Por la profesora Cecilia Stepsys
Sarmiento, Avellaneda y Roca: Avellaneda y Roca fueron una vez a visitarlo a Sarmiento cuando veraneaba en Carapachay en la época de su presidencia. En el trayecto del viaje, Avellaneda le dijo a Roca que aunque Sarmiento lo invitase a quedarse a dormir, no aceptara. Pero no le dio más explicaciones, diciéndole solamente «yo sé bien lo que digo».
A la hora del regreso. Sarmiento insinuó a sus visitantes la conveniencia de que pasaran la noche en su casa, para volver a la Capital con el fresco de la mañana siguiente. Avellaneda no acepto, pretextando serios motivos para regresar ese mismo día. Al despedirse de Roca, le dijo con sorna: «¡que pase usted muy bien la noche!»
Después de la comida y de una larga sobremesa, Sarmiento dio a Roca las buenas noches y le dijo con la mayor naturalidad: Como soldado hecho a estas patriadas, usted se procurará donde dormir, y se retiró tranquilamente a su habitación.
Recién pudo Roca explicarse las palabras enigmáticas de Avellaneda, y resolvió pedir a la famosa escolta de sanjuaninos que custodiaba al presidente de la Republica las prendas indispensables para improvisar una cama militar. Y cuando después de haber recurrido a toda su experiencia de veterano «hecho a esas patriadas» logro acostarse para dormir, no pudo menos de exclamar para sí mismo: «Y que razón tenía Avellaneda».
Humorística contestación. El general Mansilla era muy amigo de Sarmiento, tanto que ayudó de cuantos modos pudo para que saliera electo su gran amigo, que llegó al poder. Al formar su gabinete, no incluyó a Mansilla. Éste le dijo un día oportunamente: «¿Quién diría, Sarmiento, que yo, inventor de su candidatura, iba a quedar excluido del gobierno?», a lo que Sarmiento contestó le muy suelto de cuerpo: «Pues, mi amigo, no será ni la primera ni la última vez que un invento reviente al inventor».
Sarmiento en su despacho presidencial. Un buen día un grupo de damas invade el despacho presidencial del eminente magistrado, y después de los saludos y presentaciones de práctica, se hizo un momento de silencio, sin que ninguna de las presentes damas empezara a manifestar el objeto de su visita. Teniendo en cuenta que el tiempo vale oro, y a pesar de encontrarse muy bien en tan agradable compañía, Sarmiento les preguntó redondamente: «¿De qué se trata?» Y como nadie contestase, agregó: «Le corresponde hablar a la mayor».
Naturalmente, ninguna se dio por aludida, y el gran viejo, sonriente, modifico su invitación, diciendo: «Pues tiene la palabra la menor». Entonces sí, se apuraron a hablar todas a un tiempo.

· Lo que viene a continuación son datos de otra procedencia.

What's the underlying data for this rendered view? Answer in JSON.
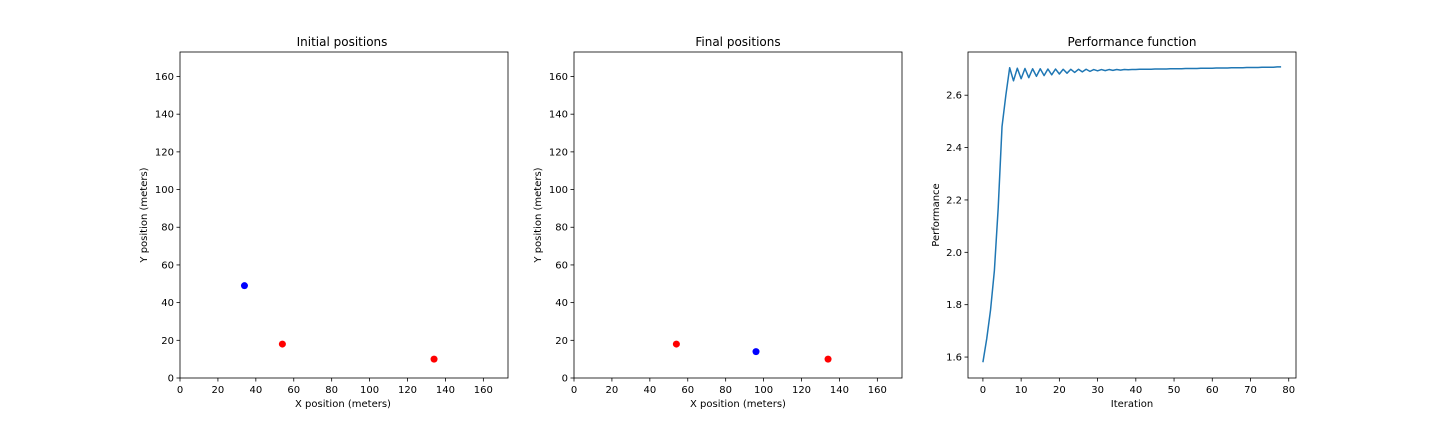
{
  "chart_data": [
    {
      "type": "scatter",
      "title": "Initial positions",
      "xlabel": "X position (meters)",
      "ylabel": "Y position (meters)",
      "xlim": [
        0,
        173
      ],
      "ylim": [
        0,
        173
      ],
      "xticks": [
        0,
        20,
        40,
        60,
        80,
        100,
        120,
        140,
        160
      ],
      "yticks": [
        0,
        20,
        40,
        60,
        80,
        100,
        120,
        140,
        160
      ],
      "grid": false,
      "series": [
        {
          "color": "#0000ff",
          "points": [
            [
              34,
              49
            ]
          ]
        },
        {
          "color": "#ff0000",
          "points": [
            [
              54,
              18
            ],
            [
              134,
              10
            ]
          ]
        }
      ]
    },
    {
      "type": "scatter",
      "title": "Final positions",
      "xlabel": "X position (meters)",
      "ylabel": "Y position (meters)",
      "xlim": [
        0,
        173
      ],
      "ylim": [
        0,
        173
      ],
      "xticks": [
        0,
        20,
        40,
        60,
        80,
        100,
        120,
        140,
        160
      ],
      "yticks": [
        0,
        20,
        40,
        60,
        80,
        100,
        120,
        140,
        160
      ],
      "grid": false,
      "series": [
        {
          "color": "#0000ff",
          "points": [
            [
              96,
              14
            ]
          ]
        },
        {
          "color": "#ff0000",
          "points": [
            [
              54,
              18
            ],
            [
              134,
              10
            ]
          ]
        }
      ]
    },
    {
      "type": "line",
      "title": "Performance function",
      "xlabel": "Iteration",
      "ylabel": "Performance",
      "xlim": [
        -3.9,
        81.9
      ],
      "ylim": [
        1.52,
        2.765
      ],
      "xticks": [
        0,
        10,
        20,
        30,
        40,
        50,
        60,
        70,
        80
      ],
      "yticks": [
        1.6,
        1.8,
        2.0,
        2.2,
        2.4,
        2.6
      ],
      "ytick_labels": [
        "1.6",
        "1.8",
        "2.0",
        "2.2",
        "2.4",
        "2.6"
      ],
      "grid": false,
      "series": [
        {
          "color": "#1f77b4",
          "x": [
            0,
            1,
            2,
            3,
            4,
            5,
            6,
            7,
            8,
            9,
            10,
            11,
            12,
            13,
            14,
            15,
            16,
            17,
            18,
            19,
            20,
            21,
            22,
            23,
            24,
            25,
            26,
            27,
            28,
            29,
            30,
            31,
            32,
            33,
            34,
            35,
            36,
            37,
            38,
            39,
            40,
            41,
            42,
            43,
            44,
            45,
            46,
            47,
            48,
            49,
            50,
            51,
            52,
            53,
            54,
            55,
            56,
            57,
            58,
            59,
            60,
            61,
            62,
            63,
            64,
            65,
            66,
            67,
            68,
            69,
            70,
            71,
            72,
            73,
            74,
            75,
            76,
            77,
            78
          ],
          "values": [
            1.58,
            1.67,
            1.78,
            1.93,
            2.17,
            2.48,
            2.6,
            2.705,
            2.655,
            2.703,
            2.663,
            2.702,
            2.667,
            2.701,
            2.672,
            2.701,
            2.675,
            2.7,
            2.678,
            2.7,
            2.681,
            2.699,
            2.684,
            2.699,
            2.687,
            2.699,
            2.689,
            2.699,
            2.691,
            2.698,
            2.693,
            2.698,
            2.694,
            2.698,
            2.695,
            2.698,
            2.696,
            2.698,
            2.697,
            2.698,
            2.698,
            2.699,
            2.699,
            2.699,
            2.699,
            2.7,
            2.7,
            2.7,
            2.7,
            2.701,
            2.701,
            2.701,
            2.701,
            2.702,
            2.702,
            2.702,
            2.702,
            2.703,
            2.703,
            2.703,
            2.703,
            2.704,
            2.704,
            2.704,
            2.704,
            2.705,
            2.705,
            2.705,
            2.705,
            2.706,
            2.706,
            2.706,
            2.706,
            2.707,
            2.707,
            2.707,
            2.707,
            2.708,
            2.708
          ]
        }
      ]
    }
  ]
}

Prisioneros y tortas. Durante la presidencia de Sarmiento, el ministro Gainza, dándole cuenta por telegrama de un encuentro de avanzadas, por un error de redacción o de transmisión aparecían, en lugar de rebeldes, treinta bolsas de harina prisioneras y agregaba: ¿Qué hago con ellas?...y Sarmiento contesto brevemente: «Haga tortas».
El mareo en las alturas. Un candidato a la presidencia surgido de improviso y sin mayores méritos, exclamaba con todo énfasis qué a él no le habrían de marear las alturas. «No sería extraño -dijo Sarmiento-, pues he visto tantas mulas y borricos trepar las cumbres de la Cordillera sin marearse…»
Sarmiento invitado. El señor Francisco Seeber invito una vez a comer a Sarmiento. La dueña de la casa, al sentarse a la mesa, le dijo amablemente: «Aquí, señor, todos somos sarmentistas» E inclinándose galanamente, muy ufano e hinchado de gozo, contesto: «Soy del mismo partido que ustedes».
Sarmiento y el arzobispo. Algún tiempo después de haber cesado en la Presidencia, Sarmiento paseaba un día por las calles de Buenos Aires con su nieto, con quien conversaba y hacia reflexiones como si se tratara de un hombre ya. A poco andar, se encuentran, cruzándose, con el arzobispo de Buenos Aires. El ilustre anciano, expresidente, con toda cortesía, se hizo a un lado dando la vereda a la autoridad eclesiástica, quien parándose extrañado, le dijo: «Pase usted primero, excelencia». Sarmiento agradeciendo íntimamente este miramiento, contesto: «Ya he terminado la Presidencia, si no, ¡ni al Papa de Roma dejaba yo pasar primero!».